Le tissu le plus dur comme capsule temporelle
L’émail dentaire est le tissu le plus dur du corps des mammifères. Il est composé presque entièrement de cristaux minéraux étroitement empilés, avec seulement environ un pour cent de matière organique, principalement des protéines ou leurs produits de dégradation. Lors de la formation de l’émail, une partie de cette matière organique se retrouve enfermée à l’intérieur des cristaux minéraux plutôt que dans les minuscules espaces intercristallins. Ces molécules piégées sont effectivement isolées de l’eau, des microbes et d’autres agents de dégradation, transformant l’émail en une petite chambre forte qui peut protéger des traces organiques pendant des millions d’années — bien mieux que des tissus plus poreux comme l’os ou la dentine.

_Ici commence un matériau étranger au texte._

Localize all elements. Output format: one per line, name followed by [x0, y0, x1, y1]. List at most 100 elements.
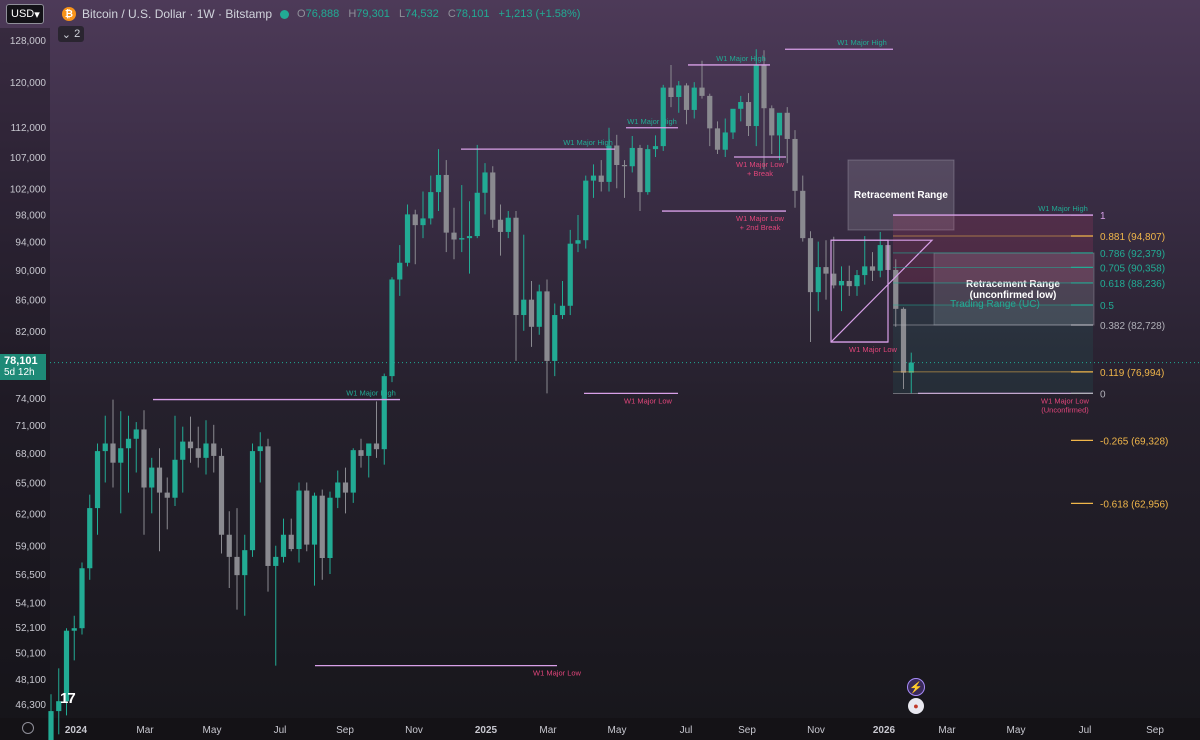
candle-body — [79, 568, 85, 629]
tradingview-logo[interactable]: 17 — [60, 690, 76, 707]
candle-body — [459, 238, 465, 240]
y-tick-label: 98,000 — [15, 210, 46, 221]
settings-icon[interactable] — [22, 722, 34, 734]
candle-body — [242, 550, 248, 576]
x-tick-label: Jul — [680, 725, 693, 736]
candle-body — [699, 87, 705, 96]
candle-body — [156, 467, 163, 493]
lightning-event-icon[interactable]: ⚡ — [907, 678, 925, 696]
ohlc-open-key: O — [297, 8, 306, 20]
candle-body — [676, 85, 682, 98]
candle-body — [211, 443, 217, 456]
candle-body — [668, 87, 674, 98]
x-tick-label: 2024 — [65, 725, 88, 736]
candle-body — [536, 291, 542, 327]
major-level-label: W1 Major High — [563, 138, 613, 147]
y-tick-label: 112,000 — [11, 123, 47, 134]
candle-body — [319, 495, 325, 559]
major-level-label: W1 Major Low — [624, 396, 673, 405]
candle-body — [350, 450, 356, 493]
retracement-range-unconfirmed-box — [933, 252, 1095, 326]
fib-level-label: 1 — [1100, 211, 1106, 222]
x-tick-label: May — [1007, 725, 1026, 736]
candle-body — [497, 219, 504, 232]
y-tick-label: 52,100 — [15, 623, 46, 634]
candle-body — [652, 146, 659, 150]
fib-level-label: 0.5 — [1100, 301, 1114, 312]
candle-body — [707, 95, 713, 129]
major-level-label: W1 Major Low — [736, 160, 785, 169]
candle-body — [745, 102, 752, 127]
candle-body — [567, 243, 573, 306]
x-tick-label: Mar — [539, 725, 557, 736]
candle-body — [466, 236, 473, 239]
candle-body — [280, 534, 287, 557]
fib-lower-zone — [893, 305, 1093, 394]
trading-range-label: Trading Range (UC) — [950, 299, 1040, 310]
y-tick-label: 120,000 — [10, 78, 47, 89]
candle-body — [102, 443, 108, 452]
y-tick-label: 71,000 — [15, 421, 46, 432]
indicators-toggle-button[interactable]: ⌄ 2 — [58, 26, 84, 42]
candle-body — [893, 269, 899, 309]
candle-body — [846, 280, 852, 287]
candle-body — [63, 630, 70, 702]
ohlc-close-key: C — [447, 8, 456, 20]
candle-body — [443, 174, 449, 233]
fib-level-label: -0.618 (62,956) — [1100, 499, 1168, 510]
x-tick-label: Sep — [738, 725, 756, 736]
x-tick-label: 2026 — [873, 725, 896, 736]
candle-body — [691, 87, 697, 110]
x-tick-label: Nov — [807, 725, 825, 736]
symbol-title[interactable]: Bitcoin / U.S. Dollar · 1W · Bitstamp — [82, 7, 273, 21]
candle-body — [637, 147, 643, 193]
x-tick-label: Mar — [136, 725, 154, 736]
candle-body — [133, 429, 139, 439]
x-tick-label: 2025 — [475, 725, 498, 736]
candle-body — [776, 112, 783, 136]
box-subtitle: (unconfirmed low) — [970, 290, 1057, 301]
retracement-range-box — [847, 159, 955, 231]
x-tick-label: May — [608, 725, 627, 736]
currency-label: USD — [11, 8, 35, 20]
candle-body — [862, 266, 868, 276]
y-tick-label: 102,000 — [10, 184, 47, 195]
major-level-label: W1 Major High — [627, 117, 677, 126]
candle-body — [598, 175, 604, 182]
y-tick-label: 90,000 — [15, 266, 46, 277]
ohlc-open: 76,888 — [305, 8, 340, 20]
candle-body — [838, 280, 845, 286]
candle-body — [195, 448, 201, 458]
fib-level-label: 0.618 (88,236) — [1100, 279, 1165, 290]
major-level-label: W1 Major High — [1038, 204, 1088, 213]
x-tick-label: Sep — [1146, 725, 1164, 736]
major-level-label: W1 Major Low — [849, 345, 898, 354]
chart-header: USD ▾ ₿ Bitcoin / U.S. Dollar · 1W · Bit… — [0, 0, 1200, 28]
candle-body — [614, 145, 620, 165]
candle-body — [908, 362, 914, 373]
us-flag-event-icon[interactable]: ● — [908, 698, 924, 714]
current-price: 78,101 — [4, 355, 38, 367]
x-tick-label: Nov — [405, 725, 423, 736]
candle-body — [118, 448, 124, 463]
candle-body — [327, 497, 333, 559]
candle-body — [249, 451, 256, 551]
candle-body — [296, 490, 302, 550]
candle-body — [164, 492, 170, 498]
candle-body — [412, 214, 418, 226]
candle-body — [575, 240, 581, 244]
candle-body — [428, 192, 434, 219]
candle-body — [800, 190, 806, 239]
candle-body — [94, 451, 101, 509]
candle-body — [753, 64, 759, 127]
candle-body — [722, 132, 728, 150]
candle-body — [366, 443, 372, 456]
candle-body — [629, 147, 635, 167]
currency-button[interactable]: USD ▾ — [6, 4, 44, 24]
bar-countdown: 5d 12h — [4, 367, 35, 378]
candle-body — [877, 245, 883, 271]
y-tick-label: 82,000 — [15, 327, 46, 338]
fib-level-label: 0.705 (90,358) — [1100, 263, 1165, 274]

Tester des dents sur des millions d’années
Les chercheurs ont examiné l’émail de 72 dents fossiles et de 12 dents modernes de grands mammifères herbivores — chevaux et leurs proches (Equidae), rhinocéros (Rhinocerotidae) et éléphants et apparentés (Proboscidea). Les fossiles provenaient de nombreux types d’environnements d’enfouissement en Europe centrale, des dépôts fluviaux et lacustres aux tourbières, veines de charbon et fissures karstiques, couvrant des âges allant d’environ quarante mille ans à quarante‑huit millions d’années. Pour chaque spécimen, ils ont mesuré la quantité totale et la répartition relative de onze acides aminés, en capturant à la fois les acides aminés libres et ceux encore liés dans des fragments protéiques.
Une perte rapide au début, puis une stabilité à long terme
L’équipe a constaté un schéma clair de l’évolution des acides aminés au fil du temps. Par rapport aux dents modernes, l’émail fossile perd une grande partie de ses acides aminés très tôt dans le processus de fossilisation — dans les premiers cent mille ans environ. Pendant cet intervalle, les niveaux totaux d’acides aminés peuvent chuter de plus de moitié et dans certains cas de plus de quatre‑vingt‑dix pour cent. Après cette baisse précoce rapide, cependant, les acides aminés restants se stabilisent et persistent avec étonnamment peu de pertes supplémentaires, même dans des dents datant de l’Éocène, il y a environ quarante‑huit millions d’années. Cela suggère qu’une fraction organique plus exposée est d’abord éliminée, tandis qu’une fraction mieux protégée demeure solidement enfermée dans les cristaux d’émail.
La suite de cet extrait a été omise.